An interesting set of studies by Manoj Thomas, Kalpesh Kaushik Desai, and Satheeshkumar Seenivasan in the June, 2011 issue of the Journal of Consumer Research suggests that your method of payment at the store may also affect your impulse purchases.

They suggest that many people find paying with cash as mildly painful.  That is, actually handing bills and coins to someone else really brings home the nature of spending.  Paying with a credit or debit card is less painful, because the numbers are more abstract.  Because you make impulse purchases in order to feel good, the authors suggest that paying with cash should decrease the number of impulse purchases that people make.

The researchers start by analyzing the purchase patterns of 1000 households at a grocery store.  The data for studies like this comes from people who use loyalty cards at supermarkets.  The loyalty cards allow stores to track your purchases over time.

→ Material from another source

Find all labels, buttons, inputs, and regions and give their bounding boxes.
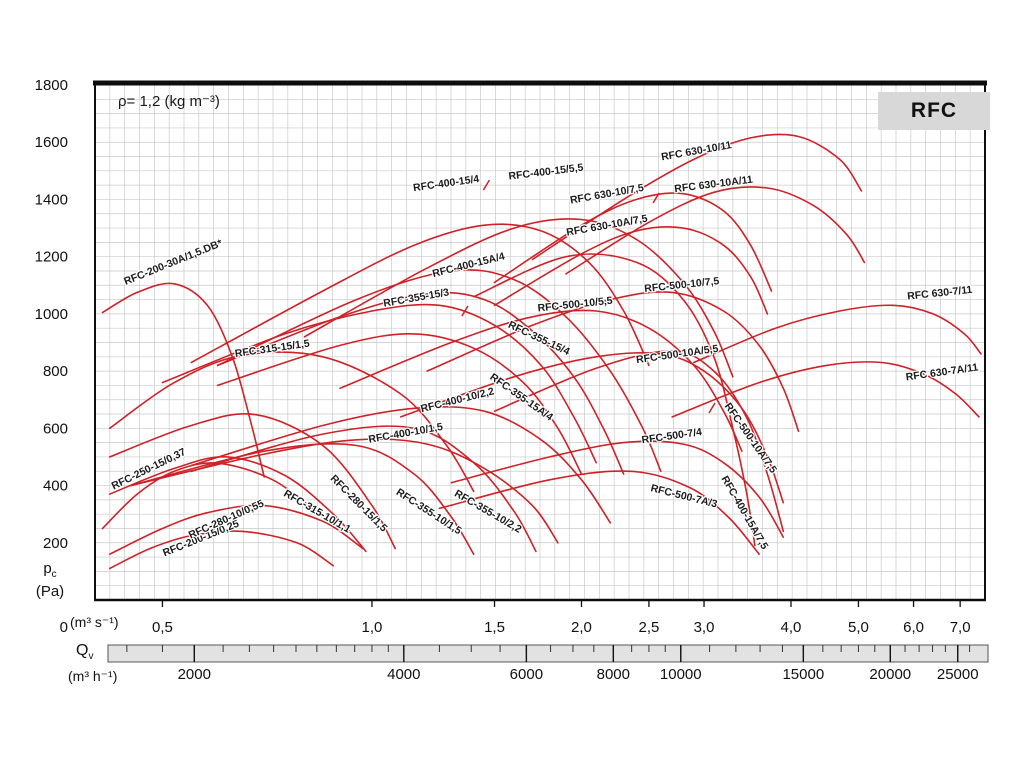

The researchers separated purchases of foods that are not normally bought impulsively (like vegetables, baby food, and tea) from purchases of unhealthy foods that are often bought on impulse (like cookies and candy).  They found that people who paid with credit or debit cards tended to buy more of these unhealthy foods than those who paid with cash.  Spending on healthy foods did not differ across the methods of payment.

The researchers then did a series of studies in the lab.  In these studies, were shown pictures of 20 foods.  Half were healthy and half were unhealthy.  People were asked to pretend they were at the supermarket and they had to decide whether to purchase each of these products.  Before starting the study, the participants were either shown the logos of four major credit card companies and told that the store accepts credit cards, or they were told that the store only takes cash.

In these studies, participants chose more of the unhealthy items when they could pay with a credit card than when they could only pay with cash.  As with the analysis of the real purchases, there was no difference between groups in the amount of healthy food people chose.

Additional studies used surveys to measure how much pain people usually experience when making purchases with cash.  Those people who are most reluctant to spend cash are the ones who tended to avoid the unhealthy items when paying with cash.  Those people who do not find it at all painful to part with cash bought unhealthy foods at the same rate regardless of the method of payment.

What does this mean for you?  If you are trying to cut down on the amount of unhealthy food you buy, think a bit about your usual spending habits.  If you are stingy with your cash, then you will probably make fewer impulse purchases at the store if you pay with cash than with credit cards.  If so, then leave your credit cards at home when you go to the supermarket.

Finally, if you are worried about the number of impulse purchases you make, always bring a list to the supermarket.  You make fewer impulse purchases when you have a list than when you don’t.